For ex ctranslate optimized whisper “implements a custom runtime that applies many performance optimization techniques such as weights quantization, layers fusion, batch reordering…”

Intuitively, I would agree with your conclusion about Apple’s M-Series being impressive for what they do but not generally competitive with Nvidia in ML.

Objectively however, I don’t see concluding much with what’s on offer here. Once you start changing libraries, kernels, transformer code, etc you end up with an apples to oranges comparison.

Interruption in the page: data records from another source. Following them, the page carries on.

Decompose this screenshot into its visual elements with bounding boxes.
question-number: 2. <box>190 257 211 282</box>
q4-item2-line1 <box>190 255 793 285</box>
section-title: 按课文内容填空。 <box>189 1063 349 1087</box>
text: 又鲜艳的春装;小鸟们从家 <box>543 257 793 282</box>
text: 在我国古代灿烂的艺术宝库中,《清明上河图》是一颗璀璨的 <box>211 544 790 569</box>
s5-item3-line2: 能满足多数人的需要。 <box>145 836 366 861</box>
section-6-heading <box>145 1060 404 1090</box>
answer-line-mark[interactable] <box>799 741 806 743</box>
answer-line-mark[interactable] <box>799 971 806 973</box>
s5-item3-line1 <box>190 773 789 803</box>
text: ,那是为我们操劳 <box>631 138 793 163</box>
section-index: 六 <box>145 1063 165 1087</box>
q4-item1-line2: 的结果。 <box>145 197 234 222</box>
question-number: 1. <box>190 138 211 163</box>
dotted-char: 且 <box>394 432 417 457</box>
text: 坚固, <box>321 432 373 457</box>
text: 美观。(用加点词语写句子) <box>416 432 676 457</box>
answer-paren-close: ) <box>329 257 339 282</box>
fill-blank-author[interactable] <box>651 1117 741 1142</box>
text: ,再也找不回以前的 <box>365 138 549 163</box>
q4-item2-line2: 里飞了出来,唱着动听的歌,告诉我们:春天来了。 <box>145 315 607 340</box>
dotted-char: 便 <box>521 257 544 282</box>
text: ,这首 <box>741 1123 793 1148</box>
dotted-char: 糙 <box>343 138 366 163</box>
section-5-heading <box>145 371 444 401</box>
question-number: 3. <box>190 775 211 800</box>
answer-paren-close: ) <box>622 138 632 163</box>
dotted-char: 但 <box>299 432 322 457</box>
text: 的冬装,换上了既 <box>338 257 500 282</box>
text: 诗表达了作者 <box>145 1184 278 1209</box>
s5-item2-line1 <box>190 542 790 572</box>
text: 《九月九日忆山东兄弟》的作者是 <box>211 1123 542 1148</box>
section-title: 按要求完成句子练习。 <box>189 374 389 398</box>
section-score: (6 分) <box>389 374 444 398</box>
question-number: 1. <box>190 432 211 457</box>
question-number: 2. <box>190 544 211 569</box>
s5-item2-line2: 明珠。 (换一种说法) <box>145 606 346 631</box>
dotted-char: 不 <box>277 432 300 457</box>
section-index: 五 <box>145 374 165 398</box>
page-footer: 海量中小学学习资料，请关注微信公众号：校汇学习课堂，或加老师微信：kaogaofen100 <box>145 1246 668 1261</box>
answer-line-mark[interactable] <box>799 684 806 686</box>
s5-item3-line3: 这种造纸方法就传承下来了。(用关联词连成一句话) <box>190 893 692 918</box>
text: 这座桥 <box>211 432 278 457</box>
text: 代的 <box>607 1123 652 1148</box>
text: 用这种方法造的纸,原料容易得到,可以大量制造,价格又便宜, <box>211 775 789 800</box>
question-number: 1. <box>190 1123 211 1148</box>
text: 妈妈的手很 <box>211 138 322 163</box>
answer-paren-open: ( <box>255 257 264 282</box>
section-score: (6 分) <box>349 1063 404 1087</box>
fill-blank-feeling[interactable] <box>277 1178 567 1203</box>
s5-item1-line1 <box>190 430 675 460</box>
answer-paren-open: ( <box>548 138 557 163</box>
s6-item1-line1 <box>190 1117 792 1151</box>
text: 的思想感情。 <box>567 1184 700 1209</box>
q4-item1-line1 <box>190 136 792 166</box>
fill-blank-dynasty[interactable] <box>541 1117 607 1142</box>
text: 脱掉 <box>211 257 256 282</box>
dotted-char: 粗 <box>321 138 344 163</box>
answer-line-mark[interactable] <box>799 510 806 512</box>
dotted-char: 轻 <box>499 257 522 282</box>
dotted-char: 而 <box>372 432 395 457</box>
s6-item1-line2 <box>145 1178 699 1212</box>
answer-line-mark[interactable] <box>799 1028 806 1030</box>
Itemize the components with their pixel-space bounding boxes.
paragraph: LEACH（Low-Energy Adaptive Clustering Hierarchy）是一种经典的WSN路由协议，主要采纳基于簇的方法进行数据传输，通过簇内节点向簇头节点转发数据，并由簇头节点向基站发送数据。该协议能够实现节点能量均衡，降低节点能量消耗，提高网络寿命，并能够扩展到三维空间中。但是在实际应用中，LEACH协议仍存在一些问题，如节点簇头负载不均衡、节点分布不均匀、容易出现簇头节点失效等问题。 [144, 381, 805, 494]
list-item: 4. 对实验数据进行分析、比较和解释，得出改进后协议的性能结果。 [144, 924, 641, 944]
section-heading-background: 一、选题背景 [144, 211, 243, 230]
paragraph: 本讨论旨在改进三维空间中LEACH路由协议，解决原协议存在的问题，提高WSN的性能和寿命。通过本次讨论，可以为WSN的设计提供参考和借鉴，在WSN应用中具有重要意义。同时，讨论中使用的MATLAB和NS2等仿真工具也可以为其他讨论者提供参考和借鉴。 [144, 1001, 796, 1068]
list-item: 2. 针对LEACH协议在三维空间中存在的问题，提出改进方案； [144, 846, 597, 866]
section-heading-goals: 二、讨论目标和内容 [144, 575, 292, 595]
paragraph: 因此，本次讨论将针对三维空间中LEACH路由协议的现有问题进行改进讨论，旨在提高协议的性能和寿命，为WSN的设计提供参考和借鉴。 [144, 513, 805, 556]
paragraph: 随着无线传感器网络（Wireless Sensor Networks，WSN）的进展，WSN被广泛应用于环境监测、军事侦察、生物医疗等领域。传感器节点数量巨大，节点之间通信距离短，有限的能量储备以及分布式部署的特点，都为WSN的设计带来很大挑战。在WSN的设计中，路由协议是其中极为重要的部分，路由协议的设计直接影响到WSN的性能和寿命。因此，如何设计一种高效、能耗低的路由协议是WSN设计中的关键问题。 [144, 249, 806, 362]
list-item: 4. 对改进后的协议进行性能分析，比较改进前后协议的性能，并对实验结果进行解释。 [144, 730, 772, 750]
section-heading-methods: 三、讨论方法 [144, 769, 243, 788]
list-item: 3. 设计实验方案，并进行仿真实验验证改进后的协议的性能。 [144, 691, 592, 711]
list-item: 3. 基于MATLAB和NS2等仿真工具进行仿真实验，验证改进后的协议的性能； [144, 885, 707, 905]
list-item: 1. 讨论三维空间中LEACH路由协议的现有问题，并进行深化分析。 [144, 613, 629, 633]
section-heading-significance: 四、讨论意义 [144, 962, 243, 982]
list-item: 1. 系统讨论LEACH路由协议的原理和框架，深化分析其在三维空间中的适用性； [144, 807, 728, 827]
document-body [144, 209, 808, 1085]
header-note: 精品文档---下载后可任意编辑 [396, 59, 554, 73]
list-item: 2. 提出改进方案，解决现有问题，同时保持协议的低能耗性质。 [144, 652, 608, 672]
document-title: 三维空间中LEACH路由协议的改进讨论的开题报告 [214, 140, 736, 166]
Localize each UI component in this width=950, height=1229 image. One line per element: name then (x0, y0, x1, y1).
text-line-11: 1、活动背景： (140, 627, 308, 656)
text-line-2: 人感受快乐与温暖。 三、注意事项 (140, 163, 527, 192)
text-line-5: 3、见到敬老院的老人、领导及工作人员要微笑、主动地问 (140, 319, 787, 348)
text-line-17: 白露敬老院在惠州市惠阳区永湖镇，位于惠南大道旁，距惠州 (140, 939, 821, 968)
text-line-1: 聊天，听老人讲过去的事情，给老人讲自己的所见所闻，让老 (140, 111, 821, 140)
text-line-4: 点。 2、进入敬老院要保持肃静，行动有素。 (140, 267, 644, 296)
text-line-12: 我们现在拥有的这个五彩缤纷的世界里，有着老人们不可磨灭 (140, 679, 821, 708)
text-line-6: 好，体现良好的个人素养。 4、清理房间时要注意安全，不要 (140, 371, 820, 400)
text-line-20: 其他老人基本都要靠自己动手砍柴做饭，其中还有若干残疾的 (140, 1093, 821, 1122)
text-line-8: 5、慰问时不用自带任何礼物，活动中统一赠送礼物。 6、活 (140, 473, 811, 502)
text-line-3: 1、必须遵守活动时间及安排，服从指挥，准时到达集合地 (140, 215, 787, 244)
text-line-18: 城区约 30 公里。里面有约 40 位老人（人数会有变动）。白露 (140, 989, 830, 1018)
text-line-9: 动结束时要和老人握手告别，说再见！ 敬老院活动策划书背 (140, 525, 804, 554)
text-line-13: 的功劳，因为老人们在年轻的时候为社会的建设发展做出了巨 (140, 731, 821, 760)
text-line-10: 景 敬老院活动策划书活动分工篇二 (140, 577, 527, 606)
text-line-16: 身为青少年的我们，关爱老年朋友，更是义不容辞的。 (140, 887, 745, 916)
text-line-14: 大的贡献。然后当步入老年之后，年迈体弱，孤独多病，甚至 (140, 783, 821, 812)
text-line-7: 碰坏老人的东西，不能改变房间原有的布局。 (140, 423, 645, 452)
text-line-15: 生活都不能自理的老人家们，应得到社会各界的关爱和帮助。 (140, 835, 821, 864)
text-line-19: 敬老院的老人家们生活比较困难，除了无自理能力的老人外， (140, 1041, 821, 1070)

modeless · on Dec 13, 2023

I think it's fair to compare the fastest available implementation on both platforms. I suspect that the MLX version can be optimized further. However, it will not close a 10x gap.

isodev · on Dec 13, 2023

It also wasn’t optimised for Apple Silicon. Given how the different platforms performed in this test, the conclusions seem pretty solid.

jbellis · on Dec 13, 2023

He is literally comparing whisper.cpp on the 4090 with an optimized-for-apple-silicon-by-apple-engineers version on the M1.

ETA: actually it's unclear from the article if the whisper optimizations were done by apple engineers, but it's definitely an optimized version.

isodev · on Dec 13, 2023

Maybe I’m not seeing it right, but comparing the source of Apple’s Whisper to Python Whisper seems there are minimal changes to redirect certain operations to using MLX.

There is also cpp Whisper (https://github.com/ggerganov/whisper.cpp) which seems to have it’s own kind of optimizations for Apple Silicon - I don’t think this was the one used with Nvidia during the test.

rowanG077 · on Dec 13, 2023

I don't think whisper was optimized for apple silicon. Doesn't it just use MLX? I mean if using an API for a platform counts as specifically optimized then the Nvidia version is "optimized" as well since it's probably using CUDA.